BECKETT
I sat on the floor, leaning against the wall of my room, and rolled a small piece of cellophane between my index finger and thumb. Nothing like a soggy sub sandwich for breakfast, which I’d eaten over an hour ago.
It was morning, finally. Thank the Lord. I’d just spent a majority of the night shifting in and out of bad sleep. Unlike the conference room at the mansion, the room at headquarters offered me visual access to a clock. I could see it through the window, hanging in the hall a few doors down from my room. It was 5:47am EST. Middle of the night for the Pacific Ocean. Middle of the day for the Atlantic Ocean. I wonder where this island they have her on is located.
At 6:59am, Dr. Topless’s heels clacked down the hall. I hadn’t seen the woman since yesterday afternoon.
She wore the same style of white dress. Violet heels this time. Her head poked in through the open door. “Wake up,” she said. “Splash your face. You’re taking a jet to L.A. where you’ll board a helicopter.”
Dr. Topless waited in the hall while I used the bathroom as she instructed. Sage was in my head today, more than any other. The idea of getting to her, seeing her today, it was thrilling and terrifying all at once.
Dr. Topless led me to a black Lexus in the parking garage at basement level. A driver was already behind the wheel. Topless opened the door, and I slid silently into the cool, darkened interior.
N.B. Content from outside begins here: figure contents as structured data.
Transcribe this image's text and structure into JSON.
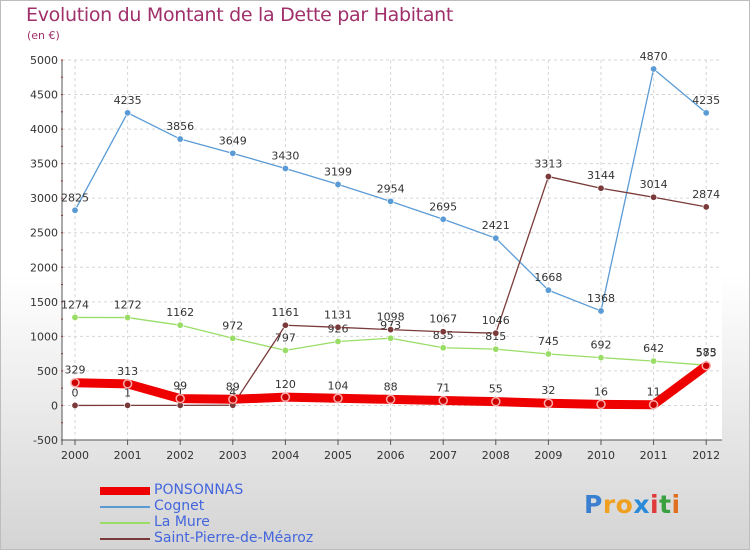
{
  "header": {
    "title": "Evolution du Montant de la Dette par Habitant",
    "subtitle": "(en €)"
  },
  "logo": {
    "text": "Proxiti",
    "letters": [
      "P",
      "r",
      "o",
      "x",
      "i",
      "t",
      "i"
    ],
    "colors": [
      "#3a7fd0",
      "#f0a020",
      "#f0a020",
      "#2a8ad8",
      "#e03a3a",
      "#3aa040",
      "#e07020"
    ]
  },
  "chart_data": {
    "type": "line",
    "title": "Evolution du Montant de la Dette par Habitant",
    "subtitle": "(en €)",
    "x": [
      "2000",
      "2001",
      "2002",
      "2003",
      "2004",
      "2005",
      "2006",
      "2007",
      "2008",
      "2009",
      "2010",
      "2011",
      "2012"
    ],
    "ylim": [
      -500,
      5000
    ],
    "yticks": [
      "-500",
      "0",
      "500",
      "1000",
      "1500",
      "2000",
      "2500",
      "3000",
      "3500",
      "4000",
      "4500",
      "5000"
    ],
    "grid": true,
    "legend_position": "bottom-left",
    "series": [
      {
        "name": "PONSONNAS",
        "color": "#ee0000",
        "values": [
          329,
          313,
          99,
          89,
          120,
          104,
          88,
          71,
          55,
          32,
          16,
          11,
          575
        ],
        "labels": [
          "329",
          "313",
          "99",
          "89",
          "120",
          "104",
          "88",
          "71",
          "55",
          "32",
          "16",
          "11",
          "575"
        ]
      },
      {
        "name": "Cognet",
        "color": "#5a9bd5",
        "values": [
          2825,
          4235,
          3856,
          3649,
          3430,
          3199,
          2954,
          2695,
          2421,
          1668,
          1368,
          4870,
          4235
        ],
        "labels": [
          "2825",
          "4235",
          "3856",
          "3649",
          "3430",
          "3199",
          "2954",
          "2695",
          "2421",
          "1668",
          "1368",
          "4870",
          "4235"
        ]
      },
      {
        "name": "La Mure",
        "color": "#99dd66",
        "values": [
          1274,
          1272,
          1162,
          972,
          797,
          926,
          973,
          835,
          815,
          745,
          692,
          642,
          583
        ],
        "labels": [
          "1274",
          "1272",
          "1162",
          "972",
          "797",
          "926",
          "973",
          "835",
          "815",
          "745",
          "692",
          "642",
          "583"
        ]
      },
      {
        "name": "Saint-Pierre-de-Méaroz",
        "color": "#7a3a3a",
        "values": [
          0,
          1,
          1,
          4,
          1161,
          1131,
          1098,
          1067,
          1046,
          3313,
          3144,
          3014,
          2874
        ],
        "labels": [
          "0",
          "1",
          "1",
          "4",
          "1161",
          "1131",
          "1098",
          "1067",
          "1046",
          "3313",
          "3144",
          "3014",
          "2874"
        ]
      }
    ]
  }
}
“Safe travels,” she said, and shut the door behind me.
And with that, she was gone, her hips swaying away from me outside the tinted window, as if to let me know she was needed someplace much more important than this.
The drive to the airport was silent. The driver refused to make eye contact. At LaGuardia, the private jet waited for me, a smaller unit distanced away from the large commercial planes. The car pulled right up next to it. The driver nodded for me to exit.
I climbed the stairs into the jet and took my place in one of the tan leather seats. A movie played in front of me. The side tray held appetizers.
I leaned my head back against the seat, the weight of the past few days pressing down on me, as well as the reality that I was about to see my dad and Jack again.
I felt responsible. This entire thing was my fault. We should have left Canta years ago, regardless of the threat to Jack’s life. My father wouldn’t have followed through with it. Then I wouldn’t be here in this jet today, trying to get to Sage and Finn. Peg and Jeff and Mrs. Sallisaw would still be alive.
But Dad might have killed Jack anyway and sent someone else to spy on Sage and her family, and then where would we be?
Screw it all. Screw the hypotheticals. At this point, what did it matter? There’s no way to tell what would have happened.
And if Sage did forgive me, and we all got off that island alive, then I didn’t care what the past contained. Not as long as my life from here on out included her.
If and when we ever stopped running, the only girl I wanted to be with was Sage.
If that wasn’t possible, then nothing else mattered.